Чокаев сидел с невозмутимым видом, внешне не реагируя на плоскую шутку англичанина.

— Что слышно об Ибрагим-беке? — Кейли делал какие-то пометки в блокноте. — Жаль, очень жаль этого самого Илли Ахуна.

— Про Ербент вам известно, шеф. Вот так-то… В Таджикистане не был, да и такого задания, шеф, вы не давали. Но про Ибрагим-бека кое-что узнал, — Джапар Хороз, порывшись во внутренних карманах халата, достал газеты и три узкие полоски тонкой бумаги, мелко испещренные записями. — Вот здесь… Обидно, что такие джигиты, воины ислама, как Ибрагим-бек, раскалываются на первом же допросе.

— Если раскалывается, значит, не джигит и не воин! — со злостью развернул Кейли газету и, попеременно вчитываясь в пожелтевшие бумажные полоски, неожиданно рассмеялся. — Вы только послушайте, какую ахинею нес на суде Ибрагим-бек… Вот. — И Кейли вслух зачитал: — «Эмир бухарский — глупец и баранья голова. Какой же умный человек может оставить свой дом, родную землю и очертя голову удрать за границу?.. Лучше на родине смерть принять, чем жить на чужбине…» — «Почему и с какой целью вы брали у англичан оружие?» — «Чтобы воевать против Советской власти, вернуть Бухару бывшему эмиру, а Туркестан — ханам и баям».

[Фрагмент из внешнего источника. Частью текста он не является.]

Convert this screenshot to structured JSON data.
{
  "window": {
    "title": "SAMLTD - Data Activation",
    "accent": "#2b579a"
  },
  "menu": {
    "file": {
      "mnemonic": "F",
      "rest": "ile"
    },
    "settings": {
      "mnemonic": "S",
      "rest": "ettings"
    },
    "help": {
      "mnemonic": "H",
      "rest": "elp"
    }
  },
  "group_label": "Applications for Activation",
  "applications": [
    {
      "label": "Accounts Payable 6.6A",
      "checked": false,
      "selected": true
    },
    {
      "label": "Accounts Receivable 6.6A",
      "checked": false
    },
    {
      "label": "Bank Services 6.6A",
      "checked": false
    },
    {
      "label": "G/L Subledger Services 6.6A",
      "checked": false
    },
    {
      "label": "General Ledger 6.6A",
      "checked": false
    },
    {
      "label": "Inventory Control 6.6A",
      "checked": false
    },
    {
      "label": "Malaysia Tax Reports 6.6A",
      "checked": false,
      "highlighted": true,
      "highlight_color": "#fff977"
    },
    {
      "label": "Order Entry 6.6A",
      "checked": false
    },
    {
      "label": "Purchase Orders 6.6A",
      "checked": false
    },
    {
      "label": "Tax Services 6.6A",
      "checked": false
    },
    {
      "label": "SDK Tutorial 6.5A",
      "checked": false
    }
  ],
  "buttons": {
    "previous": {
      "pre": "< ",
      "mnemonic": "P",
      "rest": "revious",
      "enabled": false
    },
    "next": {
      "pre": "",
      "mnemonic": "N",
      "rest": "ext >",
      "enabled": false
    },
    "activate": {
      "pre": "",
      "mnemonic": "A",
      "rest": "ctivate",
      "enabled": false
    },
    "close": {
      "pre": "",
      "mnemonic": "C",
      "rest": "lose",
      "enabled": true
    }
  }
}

Кейли недолго упражнялся в громкой читке, вначале пропуская целые строчки, потом что-то бубнил себе под нос и, наконец, вовсе умолк, возмущаясь болтливостью Ибрагим-бека, своего бывшего агента. Кто мог подумать, что этот дерзкий, бравый офицер из дворцовой охраны эмира бухарского, спровоцированный и завербованный им, Кейли, еще в пятнадцатом году, когда тот приезжал в Афганистан, так легко развяжет язык, выболтает имена его, Кейли, Лоуренса, многих доверенных лиц английской секретной службы, наставлявших Ибрагим-бека, как бороться с Советской властью.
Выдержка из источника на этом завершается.